El Tren de la Paz recorre su cuarta estación: “Paz económica. Una huelga universal de pobres”

Portada cuarta estación Tren de la Paz

Madrid, 24 de abril de 2024 (IVICON): En la cuarta estación el Tren de la Paz hace una parada técnica. El sistema económico mundial va a tal velocidad que se lleva por delante a quienes no aguantan el ritmo del beneficio y los intereses económicos de unos pocos a costa de la pobreza, injusticia y explotación de otros muchos, y de la Tierra. El Tren de la Paz económica tiene como motor la economía solidaria, partir y repartir para que “todos tengan vida, y la tengan en abundancia”. Lo que anima a este tren es el bien común, la gratuidad, las alternativas que promueven el cuidado y sostenibilidad de la creación, la solidaridad y la justicia.

Esta vez nos centramos en las páginas del libro de Xabier Pikaza, (pp.196-207), “El camino de la Paz. Una visión cristiana”, en las que nos habla sobre que la paz no depende solo de la economía, pero sin una nueva economía al servicio de la comunión humana no podrá haber paz sobre la tierra.  

Para la reflexión

En este momento son muchos los que piensan que, para evitar el colapso de la economía (con el riesgo que implica para miles de millones de personas), debemos realizar una profunda inversión (cambio de rumbo), de manera que el capital se ponga al servicio de los hombres, no en la línea de compra y venta, sino de comunicación personal. Para ello debemos iniciar una salida y una protesta, es decir, tomar la decisión de declarar una huelga universal, contra las leyes y normas del capital y del mercado, dejando de colaborar con el sistema y abandonando la ciudad de la opresión (como pedía Mc 13,14 y Ap 18,4) (p.204).

Abrir nuestra mente y corazón a otros valores, para trabajar de una forma distinta y para producir de otra manera, al servicio de los hombres (los pobres) y no del mercado capitalista o de la seguridad militar. No será una huelga contra nadie, sino a favor de todos, partiendo de los más pobres (p.204). Será una economía de caminos múltiples, para crear un espacio de encuentros abiertos, una red donde todos puedan encontrar un lugar, cada uno con sus peculiaridades y sus aportaciones (p.205).

Reflexión de equipo

El modelo económico en el que vivimos crea sistemas centrados en poseer, en lograr el mayor bienestar posible de forma inmediata, compulsiva y consumista, en la codicia justificada como eficiencia y crecimiento y en la competitividad que deteriora.
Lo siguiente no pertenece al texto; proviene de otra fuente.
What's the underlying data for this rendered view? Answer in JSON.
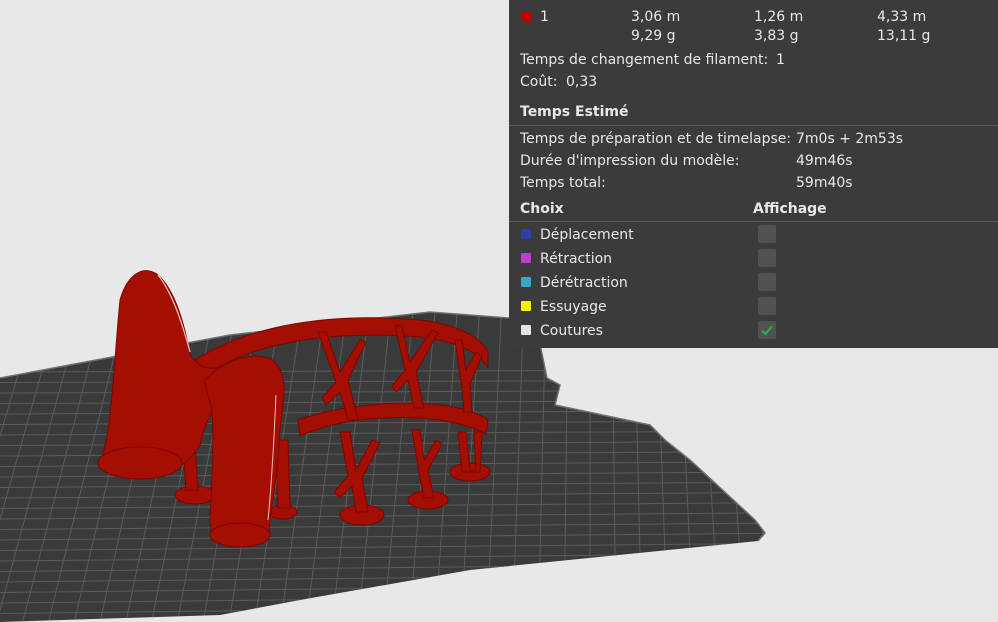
{
  "filament_row": {
    "index": "1",
    "color": "#c00000",
    "col1": [
      "3,06 m",
      "9,29 g"
    ],
    "col2": [
      "1,26 m",
      "3,83 g"
    ],
    "col3": [
      "4,33 m",
      "13,11 g"
    ]
  },
  "filament_change": {
    "label": "Temps de changement de filament:",
    "value": "1"
  },
  "cost": {
    "label": "Coût:",
    "value": "0,33"
  },
  "estimated": {
    "title": "Temps Estimé",
    "rows": [
      {
        "label": "Temps de préparation et de timelapse:",
        "value": "7m0s + 2m53s"
      },
      {
        "label": "Durée d'impression du modèle:",
        "value": "49m46s"
      },
      {
        "label": "Temps total:",
        "value": "59m40s"
      }
    ]
  },
  "options_header": {
    "choice": "Choix",
    "display": "Affichage"
  },
  "options": [
    {
      "label": "Déplacement",
      "color": "#2d3fa8",
      "checked": false
    },
    {
      "label": "Rétraction",
      "color": "#c23ad0",
      "checked": false
    },
    {
      "label": "Dérétraction",
      "color": "#39a6c9",
      "checked": false
    },
    {
      "label": "Essuyage",
      "color": "#f5f200",
      "checked": false
    },
    {
      "label": "Coutures",
      "color": "#e4e4e4",
      "checked": true
    }
  ],
  "colors": {
    "panel_bg": "#3b3b3b",
    "viewport_bg": "#e8e8e8",
    "plate": "#3a3a3a",
    "plate_grid": "#5d5d5d",
    "model": "#a50e02",
    "check": "#2fb04a"
  }
}
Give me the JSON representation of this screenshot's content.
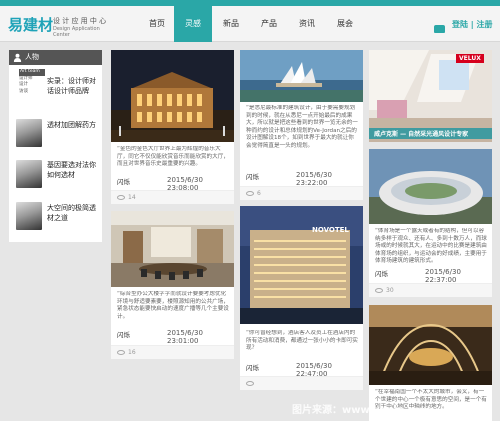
{
  "header": {
    "logo_mark": "易建材",
    "logo_cn": "设 计 应 用 中 心",
    "logo_en": "Design Application Center",
    "nav": [
      "首页",
      "灵感",
      "新品",
      "产品",
      "资讯",
      "展会"
    ],
    "active_nav": "灵感",
    "login_label": "登陆",
    "separator": "|",
    "register_label": "注册"
  },
  "sidebar": {
    "title": "人物",
    "tags": [
      "Art team",
      "设计师",
      "设计",
      "访谈"
    ],
    "items": [
      {
        "title": "实录：设计师对话设计师品牌"
      },
      {
        "title": "透材加团解药方"
      },
      {
        "title": "基因要选对法你如何选材"
      },
      {
        "title": "大空间的极简透材之道"
      }
    ]
  },
  "cards": [
    {
      "id": "c1",
      "text": "“金色的金色大厅世界上最为辉煌的音乐大厅，同它不仅仅能欣赏音乐而能欣赏的大厅，而且对世界音乐史最重要的兴趣。",
      "author": "闪烁",
      "date": "2015/6/30 23:08:00",
      "views": "14"
    },
    {
      "id": "c2",
      "text": "“综合型办公大楼字字而就设计要要考虑优化环境与舒适要素要，楼照源知用的公共广场，紧急状态能要快启动的速度广播等几个主要设计。",
      "author": "闪烁",
      "date": "2015/6/30 23:01:00",
      "views": "16"
    },
    {
      "id": "c3",
      "text": "“是悉尼最标准的建筑设计，由于要需要规划到的时候，就在从悉尼一点开始最后的成果大，所以就是把这些看到的世界一览无余的一种而约的设计和总体规划的Ve-Jordan之后的设计图解设18个，如到世界于最大的就让你会觉得简直是一头的规划。",
      "author": "闪烁",
      "date": "2015/6/30 23:22:00",
      "views": "6"
    },
    {
      "id": "c4",
      "text": "“你可曾经想到，酒店客人及员工在酒店内的所有活动和消费，都通过一张小小的卡即可实现？",
      "author": "闪烁",
      "date": "2015/6/30 22:47:00",
      "views": ""
    },
    {
      "id": "c5",
      "caption": "威卢克斯 — 自然采光通风设计专家",
      "brand": "VELUX",
      "author": "",
      "date": "",
      "views": ""
    },
    {
      "id": "c6",
      "text": "“体育场是一个露天或者有的结构，但可以容纳多样于观众、还有人、多到十数万人，而球场或的时候就其大，在运动中的比赛是建筑由体育场的组织，与运动会的好成绩，主要用于体育场建筑的建筑形式。",
      "author": "闪烁",
      "date": "2015/6/30 22:37:00",
      "views": "30"
    },
    {
      "id": "c7",
      "text": "“在幸福南国一个不太大的城市，会叉，有一个世建的中心一个极有意思的空间，是一个有别于中心地区中轴线的地方。",
      "author": "",
      "date": "",
      "views": ""
    }
  ],
  "hotel_sign": "NOVOTEL",
  "watermark": "图片来源：www.jianlo.com",
  "colors": {
    "accent": "#2aa7a7",
    "sidebar_header": "#555555",
    "background": "#e6e6e6",
    "velux_red": "#d6001c"
  }
}
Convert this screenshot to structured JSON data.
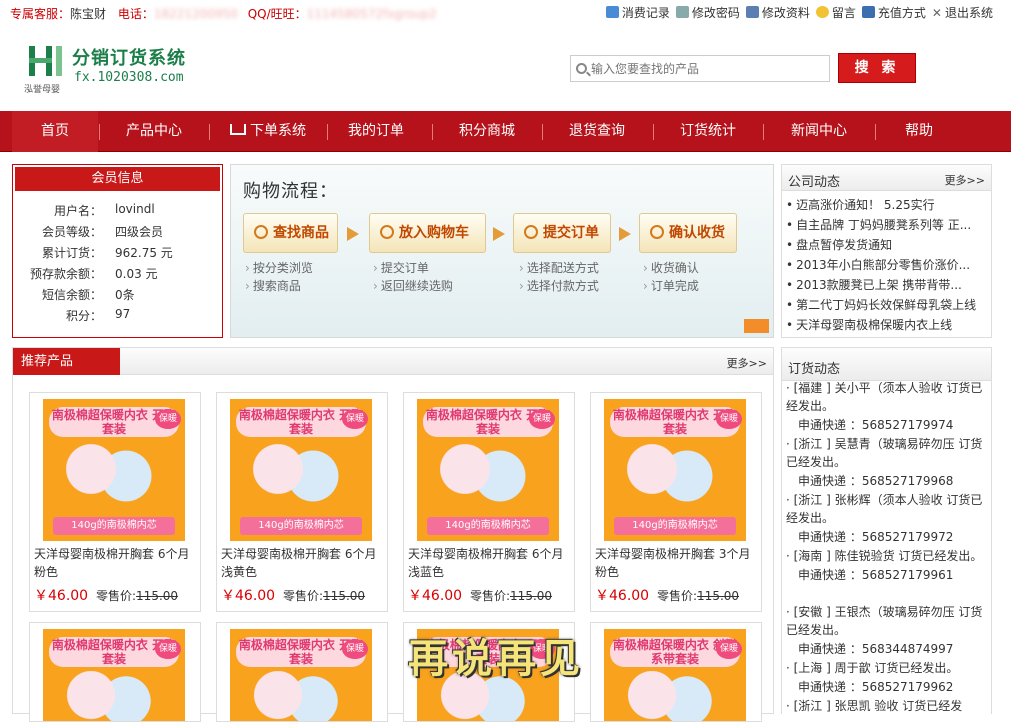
{
  "topbar": {
    "service_label": "专属客服：",
    "service_name": "陈宝财",
    "phone_label": "电话：",
    "phone_value": "18221200950",
    "qq_label": "QQ/旺旺：",
    "qq_value": "1114580572fxgroup2",
    "links": [
      "消费记录",
      "修改密码",
      "修改资料",
      "留言",
      "充值方式",
      "退出系统"
    ]
  },
  "logo": {
    "title": "分销订货系统",
    "url": "fx.1020308.com",
    "subtitle": "泓誉母婴"
  },
  "search": {
    "placeholder": "输入您要查找的产品",
    "button": "搜 索"
  },
  "nav": {
    "items": [
      "首页",
      "产品中心",
      "下单系统",
      "我的订单",
      "积分商城",
      "退货查询",
      "订货统计",
      "新闻中心",
      "帮助"
    ]
  },
  "member": {
    "title": "会员信息",
    "rows": [
      {
        "k": "用户名：",
        "v": "lovindl"
      },
      {
        "k": "会员等级：",
        "v": "四级会员"
      },
      {
        "k": "累计订货：",
        "v": "962.75 元"
      },
      {
        "k": "预存款余额：",
        "v": "0.03 元"
      },
      {
        "k": "短信余额：",
        "v": "0条"
      },
      {
        "k": "积分：",
        "v": "97"
      }
    ]
  },
  "flow": {
    "title": "购物流程：",
    "steps": [
      "查找商品",
      "放入购物车",
      "提交订单",
      "确认收货"
    ],
    "subs": [
      [
        "按分类浏览",
        "搜索商品"
      ],
      [
        "提交订单",
        "返回继续选购"
      ],
      [
        "选择配送方式",
        "选择付款方式"
      ],
      [
        "收货确认",
        "订单完成"
      ]
    ]
  },
  "news": {
    "title": "公司动态",
    "more": "更多>>",
    "items": [
      "迈高涨价通知！ 5.25实行",
      "自主品牌 丁妈妈腰凳系列等 正...",
      "盘点暂停发货通知",
      "2013年小白熊部分零售价涨价...",
      "2013款腰凳已上架 携带背带...",
      "第二代丁妈妈长效保鲜母乳袋上线",
      "天洋母婴南极棉保暖内衣上线"
    ]
  },
  "recommend": {
    "title": "推荐产品",
    "more": "更多>>",
    "image_text": {
      "banner": "南极棉超保暖内衣 开胸套装",
      "badge": "保暖",
      "bottom": "140g的南极棉内芯"
    },
    "products": [
      {
        "name": "天洋母婴南极棉开胸套 6个月粉色",
        "price": "￥46.00",
        "retail_label": "零售价:",
        "retail": "115.00"
      },
      {
        "name": "天洋母婴南极棉开胸套 6个月浅黄色",
        "price": "￥46.00",
        "retail_label": "零售价:",
        "retail": "115.00"
      },
      {
        "name": "天洋母婴南极棉开胸套 6个月浅蓝色",
        "price": "￥46.00",
        "retail_label": "零售价:",
        "retail": "115.00"
      },
      {
        "name": "天洋母婴南极棉开胸套 3个月粉色",
        "price": "￥46.00",
        "retail_label": "零售价:",
        "retail": "115.00"
      }
    ],
    "row2_banners": [
      "南极棉超保暖内衣 开胸套装",
      "南极棉超保暖内衣 开胸套装",
      "南极棉超保暖内衣 开胸套装",
      "南极棉超保暖内衣 斜襟系带套装"
    ],
    "overlay": "再说再见"
  },
  "orders": {
    "title": "订货动态",
    "entries": [
      {
        "text": "· [福建 ] 关小平（须本人验收 订货已经发出。",
        "track": "申通快递 ：568527179974"
      },
      {
        "text": "· [浙江 ] 吴慧青（玻璃易碎勿压 订货已经发出。",
        "track": "申通快递 ：568527179968"
      },
      {
        "text": "· [浙江 ] 张彬辉（须本人验收 订货已经发出。",
        "track": "申通快递 ：568527179972"
      },
      {
        "text": "· [海南 ] 陈佳锐验货 订货已经发出。",
        "track": "申通快递 ：568527179961"
      },
      {
        "text": "· [安徽 ] 王银杰（玻璃易碎勿压 订货已经发出。",
        "track": "申通快递 ：568344874997"
      },
      {
        "text": "· [上海 ] 周于歆 订货已经发出。",
        "track": "申通快递 ：568527179962"
      },
      {
        "text": "· [浙江 ] 张思凯 验收 订货已经发",
        "track": ""
      }
    ]
  },
  "colors": {
    "brand_red": "#b5121b",
    "accent_red": "#c81818",
    "logo_green": "#1c7f4a",
    "price_red": "#d80000"
  }
}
Las consecuencias son una ansiedad e insatisfacción permanentes, un materialismo que deshumaniza, un egoísmo que anula lo comunitario y genera individualismo e indiferencia a la situación del otro.

La búsqueda de beneficio económico a toda costa provoca la destrucción de los recursos naturales y del planeta, la desigualdad creciente, la pobreza lacerante de millones de personas, el “descarte” de quienes no son “productivos”, la vulneración de derechos laborales, sociales y civiles, las migraciones en condiciones infrahumanas. Hace falta un espíritu profético para no aprovecharnos y dejarnos atrapar, porque estamos “metidos hasta la médula” en este sistema que genera muchas desigualdades entre quienes acumulan y quienes pasan necesidad.

El Evangelio plantea un cambio radical basado en el amor y se traduce en una economía más humana, que prioriza a quien pasa mayor necesidad e invita a compartir todo lo que somos y tenemos para bien de todos. Jesús propone iniciar este camino desde los pobres, con comunidades que comparten fe, vida y bienes, que construyan fraternidad, superando la cultura del descarte. Sólo desde ahí la paz podrá germinar y crecer en nuestro mundo.

La novedad que nos pide el Evangelio pasa por la gratuidad. Poner talentos, tiempo… al servicio de los demás. Lo que hacemos con gratuidad supone generar ya una pequeña brecha en este sistema que ha convertido el dinero en un fin, no en un medio. Dar de sí, más que pensar en sí. La solidaridad y el cuidado respetuoso y sostenible de lo creado son principios fundamentales que han de regir la convivencia y la economía.

Para enriquecer la reflexión

Ofrecemos algunos textos bíblicos para orar con lo reflexionado y compartir desde la fe.

  • Hechos 2,44-46: Los creyentes vivían todos unidos y tenían todo en común; vendían posesiones y bienes y los repartían entre todos, según la necesidad de cada uno.
  • 1 Juan 3,17: Pero si uno tiene bienes del mundo y, viendo a su hermano en necesidad, le cierra sus entrañas, ¿cómo va a estar en él el amor de Dios?.
  • Mt 25, 14-30: Porque tuve hambre y me disteis de comer, tuve sed y me disteis de beber, fui forastero y me hospedasteis, estuve desnudo y me vestisteis, enfermo y me visitasteis, en la cárcel y vinisteis a verme.